순서대로 진행하는 공정에서 제품별 서로 다른 공정의 길이를 거치기에 공통적인 데이터를 분류해야 한다.
그래서 time series와 같은 시계열에서 통계량의 추출은 '길이가 다른 시계열'을 분류할 때 자주 사용이 된다.

이상치, 결측치를 처리하는 함수와 각 'Id'별 대표 통계량들을 반환하는 함수를 생성한다.

이상치 처리 함수

def remove_outliers(val, w=1.5):
    Q1 = np.quantile(val, 0.25)
    Q3 = np.quantile(val, 0.75)
    IQR = Q3 - Q1

    low_cond = Q1 - w * IQR < val
    high_cond = Q3 + w * IQR > val
    total_cond = np.logical_and(low_cond, high_cond)

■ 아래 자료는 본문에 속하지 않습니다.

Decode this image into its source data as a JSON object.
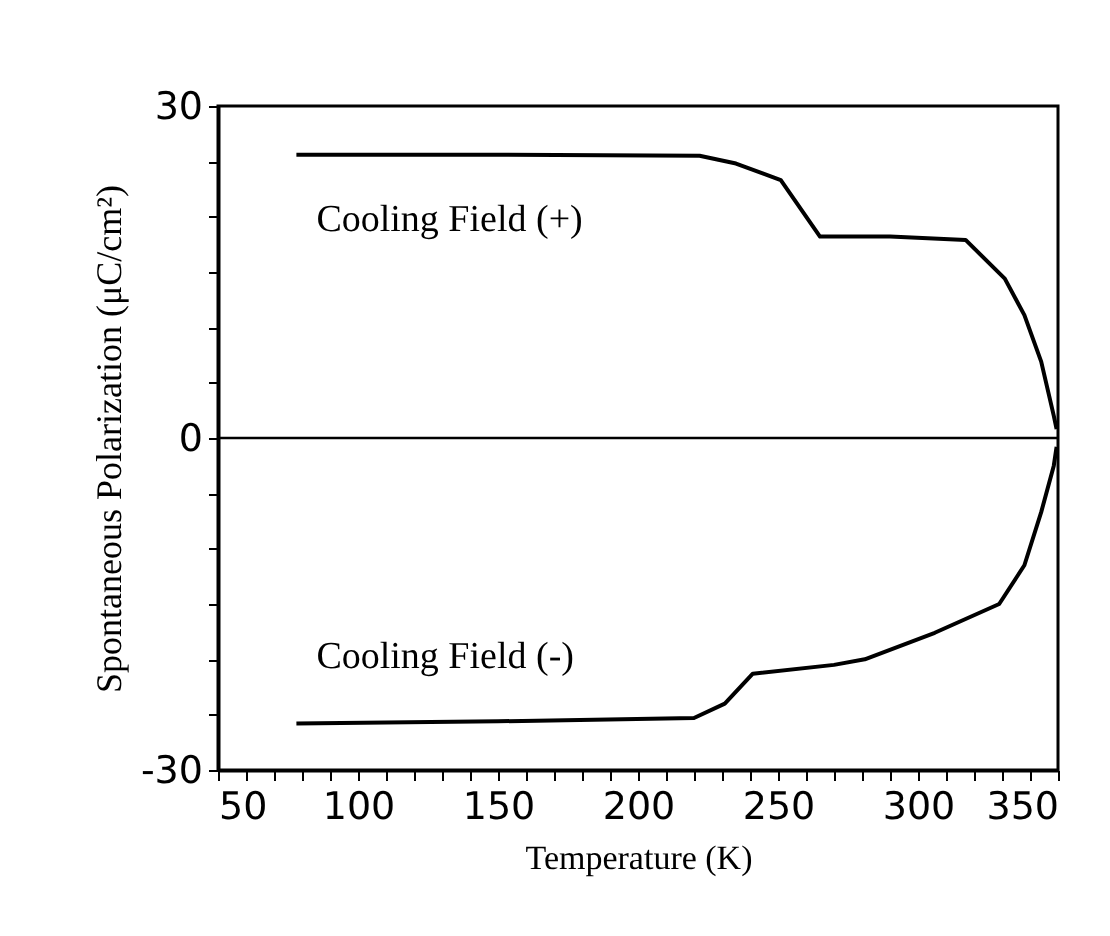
{
  "chart_data": {
    "type": "line",
    "xlabel": "Temperature (K)",
    "ylabel": "Spontaneous Polarization (μC/cm²)",
    "xlim": [
      50,
      350
    ],
    "ylim": [
      -30,
      30
    ],
    "xticks": [
      50,
      {
        "value": 60,
        "label": null
      },
      {
        "value": 70,
        "label": null
      },
      {
        "value": 80,
        "label": null
      },
      {
        "value": 90,
        "label": null
      },
      100,
      {
        "value": 110,
        "label": null
      },
      {
        "value": 120,
        "label": null
      },
      {
        "value": 130,
        "label": null
      },
      {
        "value": 140,
        "label": null
      },
      150,
      {
        "value": 160,
        "label": null
      },
      {
        "value": 170,
        "label": null
      },
      {
        "value": 180,
        "label": null
      },
      {
        "value": 190,
        "label": null
      },
      200,
      {
        "value": 210,
        "label": null
      },
      {
        "value": 220,
        "label": null
      },
      {
        "value": 230,
        "label": null
      },
      {
        "value": 240,
        "label": null
      },
      250,
      {
        "value": 260,
        "label": null
      },
      {
        "value": 270,
        "label": null
      },
      {
        "value": 280,
        "label": null
      },
      {
        "value": 290,
        "label": null
      },
      300,
      {
        "value": 310,
        "label": null
      },
      {
        "value": 320,
        "label": null
      },
      {
        "value": 330,
        "label": null
      },
      {
        "value": 340,
        "label": null
      },
      350
    ],
    "yticks": [
      -30,
      {
        "value": -25,
        "label": null
      },
      {
        "value": -20,
        "label": null
      },
      {
        "value": -15,
        "label": null
      },
      {
        "value": -10,
        "label": null
      },
      {
        "value": -5,
        "label": null
      },
      0,
      {
        "value": 5,
        "label": null
      },
      {
        "value": 10,
        "label": null
      },
      {
        "value": 15,
        "label": null
      },
      {
        "value": 20,
        "label": null
      },
      {
        "value": 25,
        "label": null
      },
      30
    ],
    "grid": false,
    "marker": "none",
    "line_style": "solid",
    "ref_lines": [
      {
        "axis": "y",
        "value": 0,
        "color": "#000000"
      }
    ],
    "series": [
      {
        "name": "Cooling Field (+)",
        "color": "#000000",
        "x": [
          78,
          150,
          222,
          235,
          251,
          265,
          290,
          317,
          331,
          338,
          344,
          348.5,
          349.5
        ],
        "values": [
          25.6,
          25.6,
          25.5,
          24.8,
          23.3,
          18.2,
          18.2,
          17.9,
          14.4,
          11.1,
          6.9,
          2,
          0.8
        ]
      },
      {
        "name": "Cooling Field (-)",
        "color": "#000000",
        "x": [
          78,
          150,
          220,
          231,
          241,
          270,
          281,
          306,
          329,
          338,
          344,
          348.5,
          349.5
        ],
        "values": [
          -25.8,
          -25.6,
          -25.3,
          -24,
          -21.3,
          -20.5,
          -20,
          -17.6,
          -15,
          -11.5,
          -6.7,
          -2.5,
          -0.8
        ]
      }
    ]
  }
}
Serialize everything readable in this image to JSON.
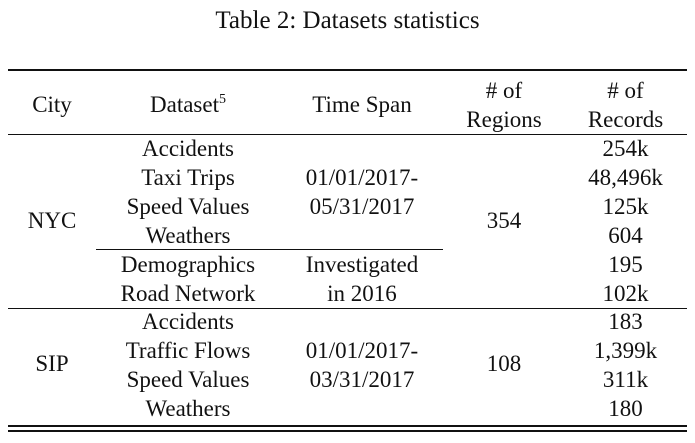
{
  "caption": "Table 2: Datasets statistics",
  "header": {
    "city": "City",
    "dataset": "Dataset",
    "dataset_footnote": "5",
    "time_span": "Time Span",
    "regions_line1": "# of",
    "regions_line2": "Regions",
    "records_line1": "# of",
    "records_line2": "Records"
  },
  "nyc": {
    "city": "NYC",
    "regions": "354",
    "group1": {
      "datasets": [
        "Accidents",
        "Taxi Trips",
        "Speed Values",
        "Weathers"
      ],
      "time_line1": "01/01/2017-",
      "time_line2": "05/31/2017",
      "records": [
        "254k",
        "48,496k",
        "125k",
        "604"
      ]
    },
    "group2": {
      "datasets": [
        "Demographics",
        "Road Network"
      ],
      "time_line1": "Investigated",
      "time_line2": "in 2016",
      "records": [
        "195",
        "102k"
      ]
    }
  },
  "sip": {
    "city": "SIP",
    "regions": "108",
    "datasets": [
      "Accidents",
      "Traffic Flows",
      "Speed Values",
      "Weathers"
    ],
    "time_line1": "01/01/2017-",
    "time_line2": "03/31/2017",
    "records": [
      "183",
      "1,399k",
      "311k",
      "180"
    ]
  }
}
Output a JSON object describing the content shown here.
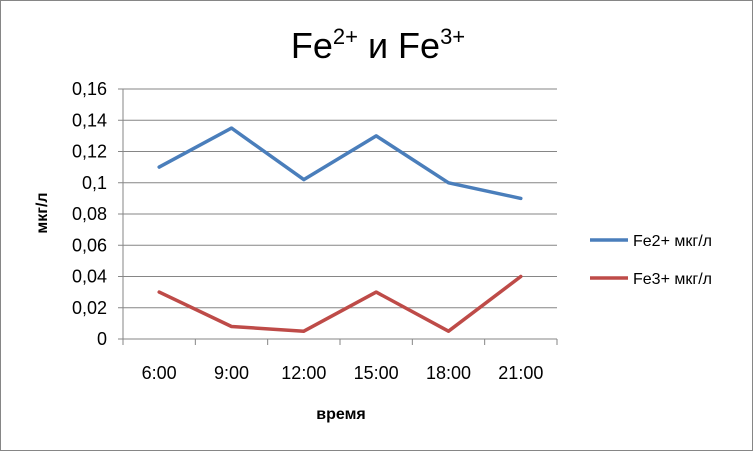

    return val[total_cond]

결측치 및 통계량 반환 함수 : 평균, 분산, 최대값, 최소값, 첨도, 제곱평균제곱근 - time series에서 자주 사용되는 대표 통계량

def extract_statistical_feature(val): # val : Id별
    if val.notnull().sum() == 0:
        return pd.Series([0] * 6)
    else:
        val = val.copy().dropna() # 결측치 저리
        val = remove_outliers(val) # 이상치 처리

        val_mean = val.mean() # 평균
        val_var = val.var() # 분산
        val_max = val.max() # 최대값
        val_min = val.min() # 최소값
        val_kurtosis = stats.kurtosis(val) # 첨도
        val_rms = np.sqrt(sum(val**2 / len(val))) # 제곱평균제곱근 : Id별 특징이나 경향을 나타내는 대표값 중 하나
    
    return pd.Series([val_mean, val_var, val_max, val_min, val_kurtosis, val_rms])

각 'Id'별로 전처리 및 통계량을 반환받는다.

# 함수를 통한 전처리
state_feature_x = X.apply(extract_statistical_feature, axis=1) # axis = 0:index 방향, 1:column 방향

# columns 이름 변경
state_feature_x.rename({0:'mean', 1:'variance', 2:'max', 3:'min', 4:'kurtosis', 5:'RMS'}, axis=1, inplace=True) # axis = 0:index, 1:column

통계량으로 정리된 데이터를 확인해보자.

이제 'Id'별 공정 데이터와 통계량 데이터를 합쳐서 수치형 데이터로 통합을 시킨다.

numeric_x = pd.merge(station_x, state_feature_x, left_index=True, right_index=True)

범주형 데이터

'Id'를 index로 설정하고 진행하도록 한다.

df = categorical.copy()

df.set_index('Id', inplace=True)

Id별 결측치가 아닌 값 확인

범주형 데이터는 수치형 데이터보다 결측값이 더 많다.
Id(행)별로 어떤 값들이 있는지 확인해보자.

모든 데이터가 결측인 Id(행)도 존재하기에 모든 행을 탐색하며 등장한 값을 확인해본다.
코드는 'T'로 시작하는 어떤 값이다.

모든 Id(행)을 탐색하며 결측이 아닌 값이 등장할 때의 모든 code 값들을 codes로 저장한다.

codes = []

for idx, row in df.iterrows():
    for code in row.dropna().unique():
        if code not in codes:
            codes.append(code)

T 코드가 등장한 스테이션 확인

코드가 등장한 공정을 확인해보자.

아래와 같이 코드가 등장하지 않았다면 모든 값이 결측일 것이고,
코드가 등장한 공정은 아래와 같이 모든 공정에서 나타나는 것이 아닌 특정 공정에서만 진행되었음을 확인할 수 있다.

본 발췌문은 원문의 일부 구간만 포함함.